Updated on November 17, 2023.
For the first time in 10 years, the American Heart Association (AHA) updated the tool used to predict someone’s long-term risk of developing heart disease. The new calculator called PREVENT (Predicting Risk of cardiovascular disease EVENTs) includes broader measures of health and variables, such as a person's age and sex—but eliminates race as risk factor for heart disease.
The tool excludes race because using it as a biological variable in medical decisions may actually worsen racial health disparities (preventable differences in the quality of health, health care, and health outcomes experienced by certain groups), the AHA explains. It may perpetuate biases among healthcare providers, contribute to disease stereotyping, and alter clinical care algorithms. It may also promote the false theory that certain racial groups share biological traits that make them genetically more prone to disease.
Why race is not a valid predictor
The completion of the Human Genome Project in 2003 (an international research project that sequenced more than 90 percent of the human genome) confirmed humans are 99.9 percent identical at the DNA level. Bottom line: there is no genetic basis for race.
Scientists have long understood that race is a social construct—an idea that is created and generally accepted by people in a society. In its least harmful application, race may be used to classify groups of people according to cultural or other differences. But in its most toxic and misguided application, it has been used to assign value to certain groups and engineer a social hierarchy, according to a 2021 systematic review published in Evolution, Medicine & Public Health.
Racism has profound effects on people’s health and well-being. Its effects are “perhaps the most pervasive, widespread, and long-lasting,” a January 2022 research article published in Circulation: Cardiovascular Quality and Outcomes. To a significant degree, skin color determines a person’s risk of disease and death. People of color, including Black, Hispanic, American Indian, Asian, and others, experience a range of social disadvantages that place them at higher risk for heart disease, poor health outcomes, and death, the article explains. The researchers note that disparities in heart disease are among the most obvious “reminders of social injustices, and racial inequities, which continue to plague our society.”
Black people are more likely to die from heart disease
Heart disease kills more than 650,000 people in the U.S. each year. Black adults are disproportionately affected and more than twice as likely to die from the condition than their white peers. An accumulation of evidence points to deeply rooted structural racism and differences in social determinants of health (SDOH)—the conditions in which people are born, grow, work, live, and age—as underlying causes of this health disparity.
For example, socioeconomic status is a main determinant of heart disease. Historically, Black, Hispanic, and other underserved communities are more likely to have lower incomes, to be unemployed, or earn less than their white counterparts despite having the same level of expertise. This can affect their ability to access education, quality care, as well as safe and affordable housing.

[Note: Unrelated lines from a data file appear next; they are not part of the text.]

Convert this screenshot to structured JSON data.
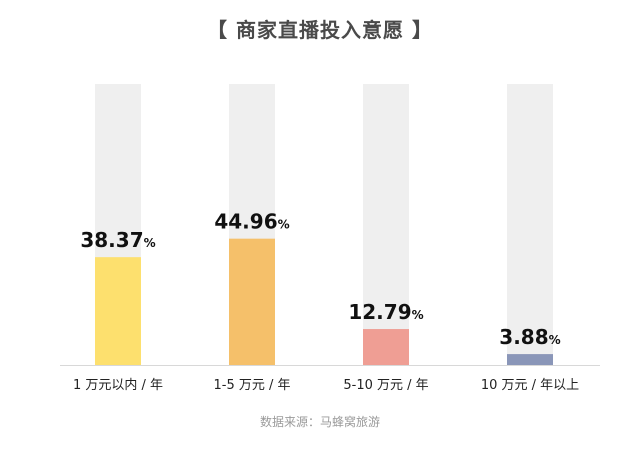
{
  "title": "【 商家直播投入意愿 】",
  "source": "数据来源：马蜂窝旅游",
  "chart_data": {
    "type": "bar",
    "title": "【 商家直播投入意愿 】",
    "categories": [
      "1 万元以内 / 年",
      "1-5 万元 / 年",
      "5-10 万元 / 年",
      "10 万元 / 年以上"
    ],
    "values": [
      38.37,
      44.96,
      12.79,
      3.88
    ],
    "value_labels": [
      "38.37",
      "44.96",
      "12.79",
      "3.88"
    ],
    "unit_suffix": "%",
    "ylim": [
      0,
      100
    ],
    "grid": false,
    "colors": [
      "#fde06e",
      "#f5c06a",
      "#ef9e94",
      "#8a96b8"
    ],
    "track_color": "#efefef",
    "axis_color": "#d8d8d8"
  }
}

Being socioeconomically disadvantaged may force people to live in neighborhoods with limited access to parks or other green spaces, which reduces opportunities for physical activity. There may be transportation barriers that prevent people from traveling to markets for healthy food options, or hospitals where they can receive care. Lower income neighborhoods may also increase people’s exposure to air pollution, including fine particulate matter, which is tied to a greater risk for heart disease.
Barriers to education not only affect employment opportunities, but also reduce health literacy and knowledge about healthy behaviors and risk factors for heart disease. Less economic stability and a reduced sense of personal control also contributes to a higher risk for depression, negative coping behaviors (smoking, heavy drinking, drug use), high blood pressure, and diabetes—all of which may contribute to the development of heart disease.
Taking social factors into account
The AHA’s updated risk model was developed using data from more than six million U.S. adults from a range of racial and ethnic, socioeconomic, and geographic backgrounds.
It now takes cardiovascular-kidney-metabolic syndrome (CKM) into account. This condition, which was first defined in October 2023, affects nearly all major organs, including the brain, heart, kidneys, and metabolism. The updated tool rethinks how the overlapping effects of obesity, type 2 diabetes, chronic kidney disease, and heart disease, predict long-term cardiovascular risks.
PREVENT includes a measure for predicting heart failure. It also factors in blood pressure and cholesterol levels, tobacco use, age, sex, and whether people take medications. It assesses people ages 30 to 79 (10 years earlier than before) and can predict the risk for heart attack, stroke, and heart failure over a 10 and 30-year time span.
While it excludes race as a biological factor, PREVENT does have an option to include an index that incorporates social determinants of health, such as education, poverty, and employment status.
"We also acknowledge that racism, and not race, operates at multiple levels to increase risk" for cardiovascular disease, said Sadiya S. Khan, M.D., chairperson of the committee that wrote the statement in a November 10 news release, noting that more research is needed to determine the factors that underly racial differences in health risks and outcomes.
Going forward, the AHA recommends that the inclusion of measures that represent individual experiences of discrimination as well as structural and systemic racism should also be a priority in risk prediction for heart disease.